A difficult LP reproduction question


I have a nice high end system and wish to add a second turntable (for fun!). The choices are likely Thorens TD124MK ll or Lenco L75. Both these are old technology and will spin 78 RPM and use idler drive.

Desire is to experiment with moving magnet cartridge, inexpensive phono stages and 78 RPM records to name but a few.

Here are but a few of the economy priced phono stages that I've been researching for the past three weeks. (Hope that explains my lack of posting lately).

Seduction
http://www.bottlehead.com/et/adobespc/Seduction/seduction.htm

EAR 834P Deluxe
http://www.ear-usa.com/earproducts.htm

Lehmann Audio Black Cube SE
http://www.amusicdirect.com/products/detail.asp?sku=ALEHBCPLUS

Antique Soundlab Mini
http://www.divertech.com/aslminiphono.htm

Musical Fidelity X-LPSv3
http://www.musicalfidelity.com/xponframeset.html

NAD PP2
http://www.nadelectronics.com/hifi_amplifiers/pp2_closerlook.htm

Any Audiogon member that have direct experience with any combination of these, I would appreciate your comments.
128x128Ag insider logo xs@2xalbertporter
Johnnantais...Thanks for the good writeup about idler wheel turntable technology. The ones that I had, including the ubiquitous Garrards, never worked that well, and were easily surpassed by early belt drive tables like the Empire 598 that I used. Perhaps the belt drive is just harder to screw up, and doesn't require the precision engineering and construction needed to make the idler wheel effective.

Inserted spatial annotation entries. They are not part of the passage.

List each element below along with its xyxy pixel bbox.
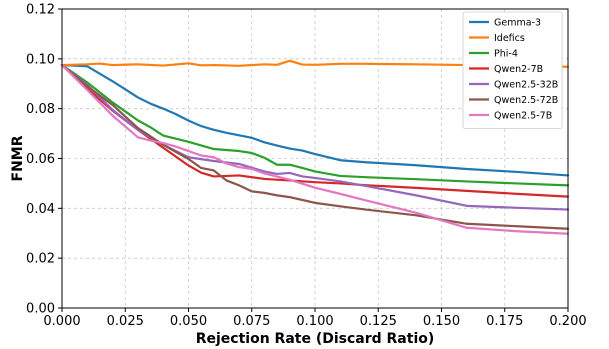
x-tick-label: 0.100 bbox=[296, 314, 333, 329]
x-tick-label: 0.075 bbox=[233, 314, 270, 329]
series-line-idefics bbox=[60, 59, 570, 68]
y-tick-label: 0.06 bbox=[26, 152, 55, 167]
y-axis-title: FNMR bbox=[10, 135, 26, 181]
x-tick-label: 0.150 bbox=[423, 314, 460, 329]
legend-label: Qwen2.5-72B bbox=[494, 95, 558, 106]
series-lines bbox=[60, 59, 570, 235]
x-axis-title: Rejection Rate (Discard Ratio) bbox=[196, 331, 435, 347]
y-tick-label: 0.10 bbox=[26, 52, 55, 67]
y-tick-label: 0.08 bbox=[26, 102, 55, 117]
x-tick-label: 0.000 bbox=[43, 314, 80, 329]
legend-label: Qwen2.5-32B bbox=[494, 80, 558, 91]
axis-ticks: 0.000 0.025 0.050 0.075 0.100 0.125 0.150 0.175… bbox=[26, 3, 587, 330]
x-tick-label: 0.125 bbox=[360, 314, 397, 329]
x-tick-label: 0.050 bbox=[170, 314, 207, 329]
series-line-qwen2-5-32b bbox=[60, 63, 570, 211]
series-line-gemma-3 bbox=[60, 63, 570, 177]
series-line-qwen2-5-7b bbox=[60, 63, 570, 235]
series-line-qwen2-5-72b bbox=[60, 63, 570, 230]
y-tick-label: 0.00 bbox=[26, 302, 55, 317]
legend-label: Qwen2.5-7B bbox=[494, 111, 552, 122]
legend-label: Qwen2-7B bbox=[494, 64, 543, 75]
series-line-phi-4 bbox=[60, 63, 570, 187]
y-tick-label: 0.02 bbox=[26, 252, 55, 267]
y-tick-label: 0.04 bbox=[26, 202, 55, 217]
x-tick-label: 0.200 bbox=[549, 314, 586, 329]
legend-label: Idefics bbox=[494, 33, 525, 44]
y-tick-label: 0.12 bbox=[26, 3, 55, 18]
x-tick-label: 0.025 bbox=[107, 314, 144, 329]
x-tick-label: 0.175 bbox=[486, 314, 523, 329]
legend-label: Gemma-3 bbox=[494, 18, 541, 29]
legend-label: Phi-4 bbox=[494, 49, 518, 60]
legend: Gemma-3 Idefics Phi-4 Qwen2-7B Qwen2.5-32B Qw… bbox=[462, 11, 563, 129]
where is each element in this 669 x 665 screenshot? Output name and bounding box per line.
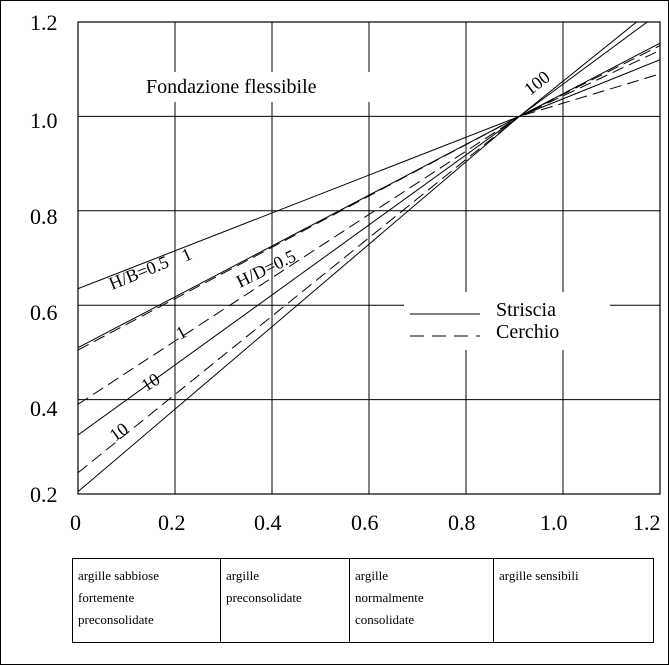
curve-label-hb-0.5: H/B=0.5 bbox=[106, 252, 172, 294]
curves bbox=[78, 22, 660, 493]
x-tick-label: 0.8 bbox=[448, 510, 476, 535]
table-row: argille sabbiose fortemente preconsolida… bbox=[72, 558, 654, 643]
x-tick-label: 0.4 bbox=[254, 510, 282, 535]
cell-line: argille bbox=[355, 568, 388, 583]
cell-line: consolidate bbox=[355, 612, 415, 627]
y-tick-label: 0.2 bbox=[30, 482, 58, 507]
y-tick-label: 1.2 bbox=[30, 10, 58, 35]
y-tick-label: 1.0 bbox=[30, 108, 58, 133]
table-cell: argille sabbiose fortemente preconsolida… bbox=[72, 558, 221, 643]
cell-line: preconsolidate bbox=[226, 590, 302, 605]
cell-line: argille bbox=[226, 568, 259, 583]
x-tick-label: 1.0 bbox=[540, 510, 568, 535]
legend-label-cerchio: Cerchio bbox=[496, 321, 559, 343]
curve-label-hd-0.5: H/D=0.5 bbox=[233, 246, 299, 292]
x-tick-label: 0.6 bbox=[351, 510, 379, 535]
cell-line: fortemente bbox=[78, 590, 135, 605]
cell-line: preconsolidate bbox=[78, 612, 154, 627]
y-tick-label: 0.8 bbox=[30, 204, 58, 229]
legend-background bbox=[404, 292, 610, 350]
legend-label-striscia: Striscia bbox=[496, 299, 556, 321]
cell-line: argille sensibili bbox=[499, 568, 579, 583]
plot-area-border bbox=[77, 21, 661, 495]
table-cell: argille sensibili bbox=[493, 558, 654, 643]
chart-title: Fondazione flessibile bbox=[146, 76, 317, 98]
grid bbox=[78, 22, 660, 494]
y-tick-label: 0.4 bbox=[30, 396, 58, 421]
title-background bbox=[140, 72, 392, 102]
y-tick-label: 0.6 bbox=[30, 300, 58, 325]
cell-line: argille sabbiose bbox=[78, 568, 159, 583]
curve-label-solid-1: 1 bbox=[178, 244, 194, 266]
x-tick-label: 0.2 bbox=[158, 510, 186, 535]
table-cell: argille preconsolidate bbox=[220, 558, 350, 643]
curve-label-solid-10: 10 bbox=[138, 369, 164, 395]
series-line-dashed bbox=[78, 73, 660, 351]
table-cell: argille normalmente consolidate bbox=[349, 558, 494, 643]
chart: 1.2 1.0 0.8 0.6 0.4 0.2 0 0.2 0.4 0.6 0.… bbox=[30, 10, 661, 535]
curve-label-dashed-10: 10 bbox=[106, 418, 132, 445]
x-tick-label: 0 bbox=[70, 510, 81, 535]
cell-line: normalmente bbox=[355, 590, 424, 605]
soil-classification-table: argille sabbiose fortemente preconsolida… bbox=[72, 558, 654, 643]
series-line-dashed bbox=[78, 45, 660, 474]
x-tick-label: 1.2 bbox=[633, 510, 661, 535]
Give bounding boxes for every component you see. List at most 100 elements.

The speed changes that you cite as a result of groove modulation is something that I have never actually seen (with LPs) using a strobe on either my belt drive or direct drive tables. Probably it happens more with 78s, and perhaps the phono pickup and downforce play a role. I have long used Shure V15 at about 1 gram.
Johnnatais has answered the variable speed questions about the Lenco.

As for why this is necessary, here is a section from a page on 78 RPM disc playback.

      By no means all 78s were actually recorded at 78 RPM. Even in the late 1920s English Columbia was still using 80 RPM, and prior to about 1921 speeds were widely variable. Some of the audio tracks included in the Music hall section of this site were transferred at speeds as low as 74 RPM, and I have come across records where the speed was as low as 68 or as high as 84 RPM.

As to a turntable capable of coping with these speeds, that is yet another problem. Few turntables have more than a tiny variation (usually 2 or 3 per cent, which is nowhere near enough); but electronically controlled turntables may be modifiable. You need a speed range of 72 to 82 to cover most records. I'm using a Goldring-Lenco turntable which has a mechanical system for continuously varying the speed from about 32 to about 84 RPM, but it's not available any more - indeed I have had mine since 1963

Exactly why I think it's a valid choice for 78 RPM playback and still deliver good performance on modern LP.
Eldartford, the speed variations caused by belt reaction falls beneath the radar, so to speak, happening too fast to be captured by a strobe. This is why certain 'tables measure superbly averaged over a minute, yet don't hold up sonically (audibly) under pressure. But it is audible as confusion, loss of focus, orchestra melding into a single monstrous violin, loss of attack, and so on. And yes, it is far more difficult to design and properly set up an idler wheel drive than a belt drive, which is why belt drives won the war: a matter of price and profit margins. Fortunately there are the Lencos, whose simplicity in execution and design (a closed system of silent high-torque motor, perfect idler wheel and high-mass flywheel/balanced platter in which groove modulations have no effect) makes optimization much easier. The models I recommend were built from the late '60s to the mid-'70s, when many of the problems you cited were identified, understood and eliminated. I had never actually thought about the effect of stylus pressure, and you're right, lower tracking force would go some way towards mitigating this effect in belt drives, but with the Shure stylus profile (which digs deeply) the problem is increased, probably balancing out in the end. Yet one more thing I will have to experiment with!
Another deck, unfortunately more rare (particularly outside UK) that would be excellent for 78rpm replay is the Strathclyde Transcription Developments Ltd STD305D. This, sadly no longer available, deck is belt drive (using a DC motor) and has an electronic speed control unit complete with digital readout which can be varied electronically over quite a wide range. Check it out on my STD site:

http://members.lycos.co.uk/willbewill/

regards
willbewill
Johnnantais...A massive turntable will prevent high frequency speed variations. If you know the stylus drag force variation, and the angular inertia of the platter you can calculate speed variation, even neglecting any tendency of the motor to smooth things out.

I think that the stylus drag probably correlates with "Trackability", a parameter where Shure pickups excel. What do you use nowadays for stylus downforce for 78's? In the old days, when 78's were new, downforce of 5 to 10 grams was used, and this would certainly cause a lot more drag.